I hear people talking about how badly they can't wait until they get out of Radford. How bad is it? I don't get it. Sure, the scenery hasn't changed much in the last four years. Sure, there isn't much to do. But, it's not a bad place to live. It's quite, affordable, and safe (relatively). I don't understand why people are so anxious to abandon the place I've called home since I was a freshman.
That being said, I can't wait to move. Hypocritical? No. I love Radford and have enjoyed living here, but I need to move on. I need to find a job that pays well in a city that has more to offer. Radford is a wonderful place, but it's not where I need to be at this point in my life. You can only grow so much in one place. In order to continue growing and challenging myself, I need to step outside my comfort zone. I need to face my face and experience the unknown.
This sense of longing to move on creates the nagging fear of being left behind. My one roommate, Lora, got a job in Florida. She moved out this morning and is settling into her new home and life. I'm envious. My apartment doesn't feel like home anymore. Without her here, it's just feels like a place that I'm staying at temporarily. I'm anxious to start my new life. I want a chic studio in DC with a rewarding job and a daily commute on the Metro.
I feel like there is an unspoken sense of failure if I stay in Radford. I believe that it would be a much bigger risk to move to some random city without first finding a job and an apartment, but that's me. I don't want to be that guy who couldn't cut the apron strings. I don't want to be the guy who never leaves the college town.
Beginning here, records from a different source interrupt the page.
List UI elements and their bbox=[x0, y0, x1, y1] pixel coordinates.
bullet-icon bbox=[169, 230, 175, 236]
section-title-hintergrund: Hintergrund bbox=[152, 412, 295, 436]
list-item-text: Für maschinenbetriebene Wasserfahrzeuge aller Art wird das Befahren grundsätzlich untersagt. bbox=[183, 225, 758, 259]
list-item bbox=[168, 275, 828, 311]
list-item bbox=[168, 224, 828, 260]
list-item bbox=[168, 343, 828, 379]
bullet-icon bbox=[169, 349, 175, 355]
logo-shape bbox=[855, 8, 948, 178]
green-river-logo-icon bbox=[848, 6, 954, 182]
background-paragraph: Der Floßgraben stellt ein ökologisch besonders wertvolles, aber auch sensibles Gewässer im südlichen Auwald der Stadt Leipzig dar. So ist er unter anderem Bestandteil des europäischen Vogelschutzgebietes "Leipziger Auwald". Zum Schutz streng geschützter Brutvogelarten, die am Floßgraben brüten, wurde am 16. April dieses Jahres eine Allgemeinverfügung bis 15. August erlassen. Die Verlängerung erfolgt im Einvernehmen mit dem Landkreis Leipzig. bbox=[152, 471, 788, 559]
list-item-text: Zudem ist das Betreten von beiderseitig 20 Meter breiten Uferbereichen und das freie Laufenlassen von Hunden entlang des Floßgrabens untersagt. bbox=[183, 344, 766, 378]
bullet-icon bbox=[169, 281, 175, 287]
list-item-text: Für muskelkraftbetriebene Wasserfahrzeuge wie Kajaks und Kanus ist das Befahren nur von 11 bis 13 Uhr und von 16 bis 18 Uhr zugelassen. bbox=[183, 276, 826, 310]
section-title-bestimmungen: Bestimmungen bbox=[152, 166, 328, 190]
I feel like everyone has a plan. Some of my friends are getting their Master's degree, some are working, some are traveling, some are teaching in China. What am I doing? I don't know. That answer was fine during sophomore and junior year. But, I'm done with college. That answer doesn't work anymore. I need to find my place in...the world. God, that sounds so cliché, but it's true. I don't want to be left behind.